Microsoft 365 is the foundation of the P&BP segment, with 430M+ commercial paid seats and 89M consumer subscribers. The platform's extraordinary pricing power is the real story: ARPU expanded roughly 11% through E5 migration and Copilot attachment, driving 17% commercial cloud revenue growth on just 6% seat growth. Microsoft is now layering multiple pricing levers: E7 at $99/user, base increases of $3-5/user in July 2026, and consumption-based AI pricing through Copilot Studio.
Pricing power is the durable competitive advantage
M365 benefits from massive network effects and switching costs -- 90%+ Fortune 500 use it as the productivity standard. Previous price increases caused minimal churn. The platform is now Microsoft's primary AI distribution vehicle: any AI capability embedded in M365 reaches the largest enterprise software footprint in the world. The E7 bundle and base price increases may generate more AI revenue than standalone Copilot ever could.
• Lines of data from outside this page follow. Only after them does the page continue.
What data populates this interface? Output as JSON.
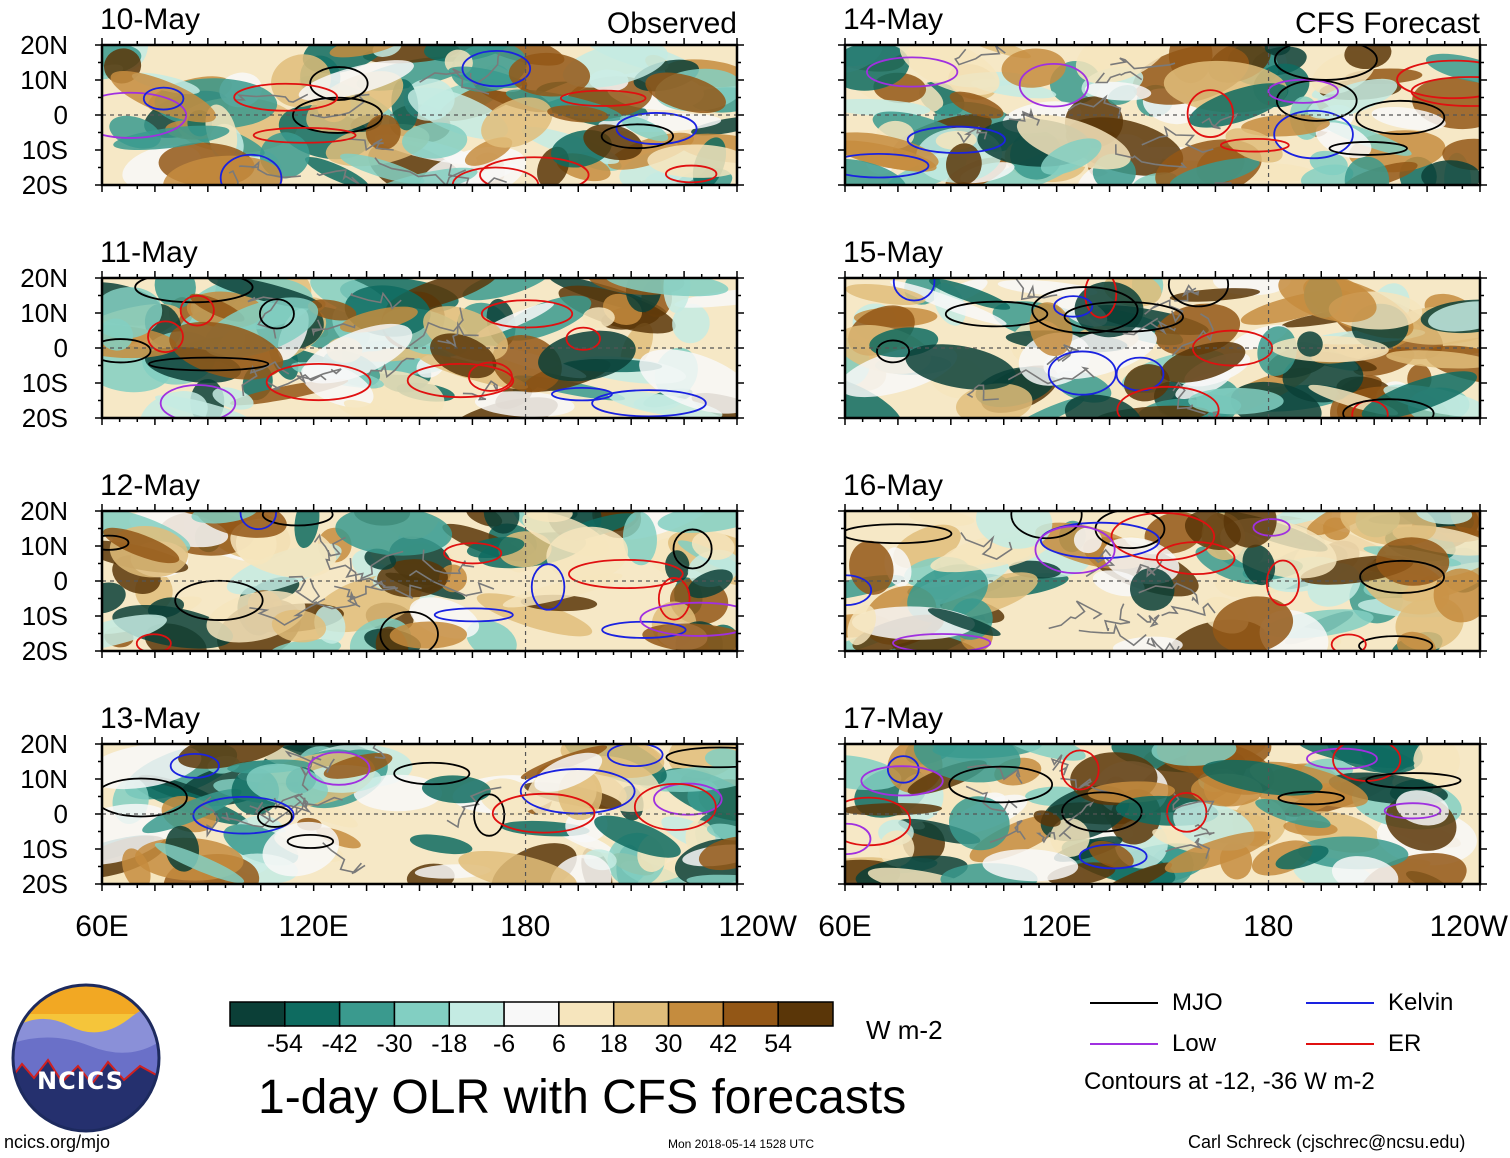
{
  "panels": [
    {
      "date": "10-May",
      "column": "observed",
      "header_right": "Observed",
      "show_lon_labels": false
    },
    {
      "date": "11-May",
      "column": "observed",
      "header_right": "",
      "show_lon_labels": false
    },
    {
      "date": "12-May",
      "column": "observed",
      "header_right": "",
      "show_lon_labels": false
    },
    {
      "date": "13-May",
      "column": "observed",
      "header_right": "",
      "show_lon_labels": true
    },
    {
      "date": "14-May",
      "column": "forecast",
      "header_right": "CFS Forecast",
      "show_lon_labels": false
    },
    {
      "date": "15-May",
      "column": "forecast",
      "header_right": "",
      "show_lon_labels": false
    },
    {
      "date": "16-May",
      "column": "forecast",
      "header_right": "",
      "show_lon_labels": false
    },
    {
      "date": "17-May",
      "column": "forecast",
      "header_right": "",
      "show_lon_labels": true
    }
  ],
  "lat_labels": [
    "20N",
    "10N",
    "0",
    "10S",
    "20S"
  ],
  "lon_labels": [
    "60E",
    "120E",
    "180",
    "120W"
  ],
  "colorbar": {
    "colors": [
      "#0b3f37",
      "#0e6b60",
      "#3a9a8e",
      "#82cfc2",
      "#c4ebe3",
      "#f8f8f8",
      "#f6e5bd",
      "#e0bd7a",
      "#c58c3e",
      "#935716",
      "#5a3608"
    ],
    "labels": [
      "-54",
      "-42",
      "-30",
      "-18",
      "-6",
      "6",
      "18",
      "30",
      "42",
      "54"
    ],
    "units": "W m-2"
  },
  "title": "1-day OLR with CFS forecasts",
  "legend": {
    "items": [
      {
        "label": "MJO",
        "color": "#000000"
      },
      {
        "label": "Kelvin",
        "color": "#1a22e0"
      },
      {
        "label": "Low",
        "color": "#a030e0"
      },
      {
        "label": "ER",
        "color": "#e01010"
      }
    ],
    "note": "Contours at -12, -36 W m-2"
  },
  "logo_text": "NCICS",
  "footer": {
    "left": "ncics.org/mjo",
    "center": "Mon 2018-05-14 1528 UTC",
    "right": "Carl Schreck (cjschrec@ncsu.edu)"
  }
}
What is the churn impact of the July 2026 price increase? Previous increases had minimal churn
Microsoft 365 has 430M+ commercial paid seats growing at 6% YoY and 89M consumer subscribers growing 8% YoY. Seat growth is decelerating as the addressable market matures, but the real growth engine is ARPU: cloud revenue grew 17% on 6% seat growth, implying 11% ARPU expansion. The 450M total commercial base (including users on older or lower tiers) represents the key distribution moat for AI products -- any AI capability embedded in M365 reaches the world's largest enterprise software footprint.
Distribution moat, not seat growth, is the thesis
At 6% annual seat growth, the commercial base adds roughly 25M new seats per year -- solid but decelerating. The real question is Copilot attach rate: at 3.3% today with massive runway, even reaching 10% penetration would add 30M+ Copilot seats. The Windows 10 end-of-support cycle provides a near-term migration tailwind, but the long-term driver is ARPU expansion through E5 upsell, Copilot attachment, and base price increases.